谈起和秦颂的关系,陈最总觉得她在为了昭昭将就。
林简没过多解释,有意无意中,试探陈最能不能把森海弄到港城。
陈最只当她舍不得秦颂也舍不得他,于是二话没说答应了。
“等我回京北,跟许大哥打声招呼,就着手准备在港城开个子公司。”
“我在港城,总要有个娘家人,万一秦颂欺负我,我不能回回往京北跑,你在这儿,我安心。”
“你的意思,是让我回来港城?”
“嗯,把苏橙也一起带回来,省得她爸妈总埋怨你拐跑他们宝贝女儿。”
陈最打量她,郑重其事地问,“林简,你嫁秦颂,心甘吗?”
“哪里看出我不心甘了?”
“昭昭姓林姓得好好的,为什么要改姓秦?你这辈子就一个孩子,秦颂还可以拥有很多个!”
林简努嘴,用拳头怼了他一下,“你不希望我跟秦颂白头到老啊,盼我点儿好行不行,我都多惨了。”

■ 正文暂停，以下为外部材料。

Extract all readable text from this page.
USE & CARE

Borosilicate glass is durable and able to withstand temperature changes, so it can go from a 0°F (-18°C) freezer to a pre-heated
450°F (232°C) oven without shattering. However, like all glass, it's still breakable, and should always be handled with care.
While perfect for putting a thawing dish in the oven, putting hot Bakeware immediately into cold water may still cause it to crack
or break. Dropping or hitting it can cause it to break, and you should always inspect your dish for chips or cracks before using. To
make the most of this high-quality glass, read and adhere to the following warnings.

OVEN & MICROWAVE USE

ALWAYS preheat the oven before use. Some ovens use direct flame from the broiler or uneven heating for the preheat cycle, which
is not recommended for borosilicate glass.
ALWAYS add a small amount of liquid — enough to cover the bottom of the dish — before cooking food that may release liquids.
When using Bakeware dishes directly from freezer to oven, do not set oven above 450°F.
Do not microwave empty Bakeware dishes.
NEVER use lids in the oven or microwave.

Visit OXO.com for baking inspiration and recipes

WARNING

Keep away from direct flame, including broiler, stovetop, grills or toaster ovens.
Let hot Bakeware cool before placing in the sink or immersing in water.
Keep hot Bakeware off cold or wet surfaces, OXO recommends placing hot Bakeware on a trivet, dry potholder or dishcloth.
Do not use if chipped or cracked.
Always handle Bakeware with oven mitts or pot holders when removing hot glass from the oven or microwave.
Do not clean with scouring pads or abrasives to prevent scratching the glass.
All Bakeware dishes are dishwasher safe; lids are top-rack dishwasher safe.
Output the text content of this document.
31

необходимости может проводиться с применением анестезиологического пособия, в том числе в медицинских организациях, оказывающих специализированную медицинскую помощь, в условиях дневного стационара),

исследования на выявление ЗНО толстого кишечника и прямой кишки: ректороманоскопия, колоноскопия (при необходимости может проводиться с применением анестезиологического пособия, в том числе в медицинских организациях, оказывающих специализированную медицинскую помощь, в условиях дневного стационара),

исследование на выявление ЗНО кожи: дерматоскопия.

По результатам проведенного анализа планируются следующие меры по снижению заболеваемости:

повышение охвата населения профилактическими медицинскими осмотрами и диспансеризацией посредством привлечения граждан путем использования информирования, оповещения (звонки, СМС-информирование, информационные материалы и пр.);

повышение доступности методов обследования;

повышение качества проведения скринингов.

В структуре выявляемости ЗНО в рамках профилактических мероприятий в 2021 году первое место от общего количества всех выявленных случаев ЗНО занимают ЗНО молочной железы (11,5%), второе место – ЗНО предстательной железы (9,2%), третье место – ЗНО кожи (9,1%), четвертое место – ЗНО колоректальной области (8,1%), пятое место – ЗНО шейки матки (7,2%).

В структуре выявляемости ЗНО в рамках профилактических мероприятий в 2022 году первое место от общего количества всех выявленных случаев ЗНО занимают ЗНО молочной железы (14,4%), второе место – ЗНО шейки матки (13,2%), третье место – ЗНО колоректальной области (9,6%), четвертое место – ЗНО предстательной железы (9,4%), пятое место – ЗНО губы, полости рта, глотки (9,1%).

“男人天性,爱的时候什么山盟海誓都发得出来。你看他对温禾,当初那么炽烈,不是也说甩就甩?我不是咒你,可谁又能保证你不是第二温禾呢?”
“所以我才让你回来港城啊,万一真有那天,你还能帮我骂秦颂。”
“真有那天我杀了他!”
林简伸出小拇指,“拉勾。”
“行!拉钩上吊,一百年不许变!”
。。。。。。
第二天,秦颂在周姐的帮忙下,终于整理出一间像模像样的儿童房。
人多,龙江苑的房子不够住,必须考虑重新购置一套新房。
这事儿,得征得林简同意。
推开卧室的门,她正抱着昭昭站在窗前。
这几天昭昭出幼儿急疹,特别黏妈妈,除了睡觉,几乎不离身。
二十几斤往身上一挂,明显压塌了后背。
秦颂试图接过来,可昭昭紧紧搂住林简脖子,一摘就哭。
“算了,再哄哄就睡了。”
果然,林简微微晃了几下,昭昭的眼皮就严丝合缝了。